Armstrong erklärt seinem Interviewpartner, dass Trumps Ultimatum vom 15. Juli, das er «theatralischen Unsinn» nennt, zu den Vorhersagen seines Analyse- und Prognose-Programms passt. Demnach würden die geopolitischen Spannungen von August bis September zunehmen. Zugleich rechnet er nicht damit, dass Putin Medwedjews Vorschlag für einen Präventivschlag folgt. Er sagt dazu:
«Der einzige Weg, wie das meiner Meinung nach funktionieren könnte, wäre, die Taktik des Regimewechsels im Westen umzukehren. Putin sollte fordern, dass Selenskyj zurücktritt und innerhalb von 31 Tagen Wahlen abhält, damit das ukrainische Volk entscheiden kann.»

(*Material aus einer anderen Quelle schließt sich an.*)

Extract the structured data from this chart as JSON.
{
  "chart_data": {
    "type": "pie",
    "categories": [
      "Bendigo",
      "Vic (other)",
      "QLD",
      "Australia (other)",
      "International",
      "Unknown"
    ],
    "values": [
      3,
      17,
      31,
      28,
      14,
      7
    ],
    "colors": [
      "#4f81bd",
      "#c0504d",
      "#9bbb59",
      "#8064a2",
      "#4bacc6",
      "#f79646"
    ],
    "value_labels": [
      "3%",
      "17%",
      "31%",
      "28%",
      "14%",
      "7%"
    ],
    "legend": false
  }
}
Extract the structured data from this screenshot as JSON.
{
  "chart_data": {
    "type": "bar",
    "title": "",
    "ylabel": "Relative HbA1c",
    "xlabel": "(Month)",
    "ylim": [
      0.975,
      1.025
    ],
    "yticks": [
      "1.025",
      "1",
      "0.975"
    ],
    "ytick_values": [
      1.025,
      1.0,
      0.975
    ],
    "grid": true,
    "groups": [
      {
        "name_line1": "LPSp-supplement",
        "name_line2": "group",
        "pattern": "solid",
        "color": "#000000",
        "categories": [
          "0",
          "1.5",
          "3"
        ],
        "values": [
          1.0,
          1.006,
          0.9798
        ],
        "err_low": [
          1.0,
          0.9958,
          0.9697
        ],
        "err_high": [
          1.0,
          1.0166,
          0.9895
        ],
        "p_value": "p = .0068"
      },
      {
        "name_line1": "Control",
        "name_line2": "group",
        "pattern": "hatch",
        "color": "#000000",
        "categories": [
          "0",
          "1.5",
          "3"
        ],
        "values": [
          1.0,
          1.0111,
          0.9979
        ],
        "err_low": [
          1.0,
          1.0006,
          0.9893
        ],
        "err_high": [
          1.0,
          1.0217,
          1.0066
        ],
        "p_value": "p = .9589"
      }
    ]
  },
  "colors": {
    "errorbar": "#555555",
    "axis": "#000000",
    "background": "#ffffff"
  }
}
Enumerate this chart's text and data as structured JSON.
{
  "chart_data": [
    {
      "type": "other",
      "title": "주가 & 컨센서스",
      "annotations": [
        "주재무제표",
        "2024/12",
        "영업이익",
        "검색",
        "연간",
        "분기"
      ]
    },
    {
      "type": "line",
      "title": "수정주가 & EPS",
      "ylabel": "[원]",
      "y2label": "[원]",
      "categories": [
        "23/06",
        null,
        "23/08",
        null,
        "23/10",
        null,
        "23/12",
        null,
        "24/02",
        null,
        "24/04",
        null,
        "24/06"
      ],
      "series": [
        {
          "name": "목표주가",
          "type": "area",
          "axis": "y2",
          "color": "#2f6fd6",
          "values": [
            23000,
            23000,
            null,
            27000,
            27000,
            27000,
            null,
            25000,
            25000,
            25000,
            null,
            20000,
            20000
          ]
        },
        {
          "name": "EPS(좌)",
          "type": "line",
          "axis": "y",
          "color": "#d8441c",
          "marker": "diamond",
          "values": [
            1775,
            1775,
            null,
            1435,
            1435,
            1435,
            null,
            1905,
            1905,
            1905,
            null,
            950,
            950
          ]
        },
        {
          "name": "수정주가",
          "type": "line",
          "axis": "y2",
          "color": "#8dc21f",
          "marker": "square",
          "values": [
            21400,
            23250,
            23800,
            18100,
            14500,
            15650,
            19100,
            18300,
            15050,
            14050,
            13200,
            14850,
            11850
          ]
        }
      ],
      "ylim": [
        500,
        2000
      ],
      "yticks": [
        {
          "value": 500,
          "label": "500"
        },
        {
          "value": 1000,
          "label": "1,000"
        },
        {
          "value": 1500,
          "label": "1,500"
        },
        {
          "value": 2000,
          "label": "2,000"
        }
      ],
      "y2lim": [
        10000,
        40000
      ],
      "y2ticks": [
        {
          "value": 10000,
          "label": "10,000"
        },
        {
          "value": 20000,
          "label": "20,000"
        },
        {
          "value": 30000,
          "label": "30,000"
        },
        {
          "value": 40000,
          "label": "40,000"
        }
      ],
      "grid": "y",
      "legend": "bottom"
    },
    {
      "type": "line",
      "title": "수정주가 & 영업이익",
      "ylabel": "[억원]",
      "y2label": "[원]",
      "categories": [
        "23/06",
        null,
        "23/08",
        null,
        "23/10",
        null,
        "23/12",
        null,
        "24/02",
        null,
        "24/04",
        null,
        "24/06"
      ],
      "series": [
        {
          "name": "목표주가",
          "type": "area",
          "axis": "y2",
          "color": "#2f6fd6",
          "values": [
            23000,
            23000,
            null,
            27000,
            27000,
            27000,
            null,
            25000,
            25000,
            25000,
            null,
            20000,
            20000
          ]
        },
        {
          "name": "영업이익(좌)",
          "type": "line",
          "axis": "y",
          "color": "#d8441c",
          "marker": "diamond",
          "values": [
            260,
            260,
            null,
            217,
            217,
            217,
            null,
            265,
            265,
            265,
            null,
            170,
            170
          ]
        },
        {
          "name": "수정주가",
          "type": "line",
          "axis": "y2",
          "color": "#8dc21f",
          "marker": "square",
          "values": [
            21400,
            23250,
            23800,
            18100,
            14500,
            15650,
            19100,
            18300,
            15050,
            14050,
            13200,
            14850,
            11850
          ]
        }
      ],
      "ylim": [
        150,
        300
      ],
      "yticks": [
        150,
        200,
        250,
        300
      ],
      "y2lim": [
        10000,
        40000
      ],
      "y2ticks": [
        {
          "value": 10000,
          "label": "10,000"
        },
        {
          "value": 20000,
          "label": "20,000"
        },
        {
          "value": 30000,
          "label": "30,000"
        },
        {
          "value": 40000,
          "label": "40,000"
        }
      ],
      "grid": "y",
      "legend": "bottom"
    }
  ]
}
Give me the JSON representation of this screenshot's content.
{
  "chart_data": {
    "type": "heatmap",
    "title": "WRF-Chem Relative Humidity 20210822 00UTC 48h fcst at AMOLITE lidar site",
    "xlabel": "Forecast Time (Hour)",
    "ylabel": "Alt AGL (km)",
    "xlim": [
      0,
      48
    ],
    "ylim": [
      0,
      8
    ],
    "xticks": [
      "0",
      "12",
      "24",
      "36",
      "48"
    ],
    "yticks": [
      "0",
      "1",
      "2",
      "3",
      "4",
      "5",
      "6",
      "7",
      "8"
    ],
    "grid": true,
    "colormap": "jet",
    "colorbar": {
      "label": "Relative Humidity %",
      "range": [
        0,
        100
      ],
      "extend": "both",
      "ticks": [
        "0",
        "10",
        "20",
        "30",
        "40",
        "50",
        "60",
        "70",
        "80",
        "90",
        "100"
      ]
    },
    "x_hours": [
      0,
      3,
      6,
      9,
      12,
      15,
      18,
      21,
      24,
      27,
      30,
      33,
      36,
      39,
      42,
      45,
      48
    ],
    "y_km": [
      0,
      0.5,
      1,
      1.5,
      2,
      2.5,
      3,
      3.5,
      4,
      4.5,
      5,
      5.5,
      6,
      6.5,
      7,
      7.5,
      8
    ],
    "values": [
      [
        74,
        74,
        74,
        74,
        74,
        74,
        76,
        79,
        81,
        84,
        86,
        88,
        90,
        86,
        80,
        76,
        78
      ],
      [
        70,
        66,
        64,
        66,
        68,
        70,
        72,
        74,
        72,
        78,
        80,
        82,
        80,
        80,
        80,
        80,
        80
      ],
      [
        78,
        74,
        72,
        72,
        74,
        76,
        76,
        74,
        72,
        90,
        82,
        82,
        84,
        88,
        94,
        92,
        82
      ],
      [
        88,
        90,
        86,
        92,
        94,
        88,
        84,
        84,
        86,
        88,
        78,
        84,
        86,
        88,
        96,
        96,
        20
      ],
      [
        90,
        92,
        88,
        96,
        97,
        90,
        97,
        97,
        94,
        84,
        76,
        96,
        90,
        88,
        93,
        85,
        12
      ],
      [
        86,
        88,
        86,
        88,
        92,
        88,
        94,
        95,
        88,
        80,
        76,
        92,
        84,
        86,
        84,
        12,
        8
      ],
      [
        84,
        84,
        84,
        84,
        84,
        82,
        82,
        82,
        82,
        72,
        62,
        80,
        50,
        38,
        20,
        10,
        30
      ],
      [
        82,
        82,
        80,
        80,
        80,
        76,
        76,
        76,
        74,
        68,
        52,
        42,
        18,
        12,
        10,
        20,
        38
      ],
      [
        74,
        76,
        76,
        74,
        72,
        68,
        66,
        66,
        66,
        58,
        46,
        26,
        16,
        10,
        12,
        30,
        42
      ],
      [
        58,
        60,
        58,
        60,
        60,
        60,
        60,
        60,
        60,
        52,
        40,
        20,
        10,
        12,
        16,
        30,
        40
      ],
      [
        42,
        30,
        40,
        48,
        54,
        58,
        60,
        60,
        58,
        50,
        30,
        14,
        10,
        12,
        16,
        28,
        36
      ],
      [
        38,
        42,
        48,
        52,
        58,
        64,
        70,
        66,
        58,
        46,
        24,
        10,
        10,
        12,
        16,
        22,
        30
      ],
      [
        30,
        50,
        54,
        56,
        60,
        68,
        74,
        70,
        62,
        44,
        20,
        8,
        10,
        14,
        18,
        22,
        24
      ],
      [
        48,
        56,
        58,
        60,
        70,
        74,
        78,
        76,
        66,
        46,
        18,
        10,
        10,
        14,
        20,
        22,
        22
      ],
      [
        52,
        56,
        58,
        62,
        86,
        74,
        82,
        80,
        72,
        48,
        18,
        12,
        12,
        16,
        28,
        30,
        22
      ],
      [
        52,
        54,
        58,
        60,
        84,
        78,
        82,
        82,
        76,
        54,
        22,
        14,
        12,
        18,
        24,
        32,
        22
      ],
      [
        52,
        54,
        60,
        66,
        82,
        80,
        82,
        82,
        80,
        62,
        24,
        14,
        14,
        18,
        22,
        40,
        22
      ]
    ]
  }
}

Wolodymyr Selenskyj sollte aufgefordert werden, das Minsk-Abkommen einzuhalten, dem er zugestimmt hat. Im Fall einer Weigerung «würde ich dem ukrainischen Volk zwei Wochen Zeit geben, Kiew zu verlassen, und dann sagen, dass ich die Stadt atomisieren werde, damit niemand mehr dort ist». Armstrong rechnet mit einer darauffolgenden Drohung der NATO, Moskau anzugreifen.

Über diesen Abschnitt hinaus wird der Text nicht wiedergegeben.